茨城県の常陽銀行は4月20日、TKCと提携し、TKCが開発する新たなFinTechサービスについて共同で研究を行うと発表しました。

研究するサービスは、TKCの財務会計システム「FXシリーズ」等を利用する中小企業の了解のもと、TKC全国会会員(税理士、公認会計士)による信頼性の高い財務データを常陽銀行に提供できるようにするというもの。具体的には、中小企業の月次試算表や企業の最新業績データが常陽銀行に提供されるようになります。

常陽銀行ではこれらのデータを活用して、①融資申し込み手続きを簡素化する融資申込サービス、②新たな審査モデルの構築、③融資先企業の経営課題を解決するコンサルティングサービス―などの新サービスの検討を進める予定です。

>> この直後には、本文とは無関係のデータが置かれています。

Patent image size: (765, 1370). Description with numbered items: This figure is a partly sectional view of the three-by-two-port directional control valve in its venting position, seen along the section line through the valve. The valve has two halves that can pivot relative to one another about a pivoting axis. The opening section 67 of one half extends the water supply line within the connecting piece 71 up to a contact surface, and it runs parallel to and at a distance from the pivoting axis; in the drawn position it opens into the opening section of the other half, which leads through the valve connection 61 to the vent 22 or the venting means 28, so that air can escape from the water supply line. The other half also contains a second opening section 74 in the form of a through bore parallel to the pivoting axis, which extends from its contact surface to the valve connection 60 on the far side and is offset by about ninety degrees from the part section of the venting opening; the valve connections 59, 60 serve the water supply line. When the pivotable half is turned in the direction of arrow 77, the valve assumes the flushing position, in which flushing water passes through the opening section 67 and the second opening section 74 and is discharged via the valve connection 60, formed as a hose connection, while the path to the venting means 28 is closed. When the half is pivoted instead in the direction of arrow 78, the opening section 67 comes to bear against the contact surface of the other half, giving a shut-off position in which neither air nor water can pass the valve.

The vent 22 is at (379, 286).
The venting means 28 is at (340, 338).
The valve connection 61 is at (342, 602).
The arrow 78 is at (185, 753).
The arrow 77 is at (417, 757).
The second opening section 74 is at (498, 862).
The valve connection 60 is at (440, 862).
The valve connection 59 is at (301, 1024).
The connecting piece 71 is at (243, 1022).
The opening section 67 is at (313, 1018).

TKCは同社の財務会計システムにおいて、インターネットバンキングやクレジットカード、電子マネーなど全国の金融機関の取引明細データを自動収集し仕訳計上を行える「FinTechサービス」の提供を本年6月より開始する予定。今回の提携により、TKC全国会会員とその顧問先企業および金融機関にとって、より付加価値の高いサービスの構築を目指すとしています。

中小企業の財務会計データを適時に取得し迅速な融資サービスに繋げる類似の事例として、マネーフォワード社が今夏のサービス提供を目指し開発を進めている「MFクラウドファイナンス」があります。また、海外ではKabbageやOnDeckなどが有名です。

これまで既存金融機関では、中小企業の商流データや財務データが十分には活用できていませんでしたが、今回の事例のように、FinTech企業との連携して、これらのデータを活用した融資審査の効率化や迅速化への取組みが顕在化しています。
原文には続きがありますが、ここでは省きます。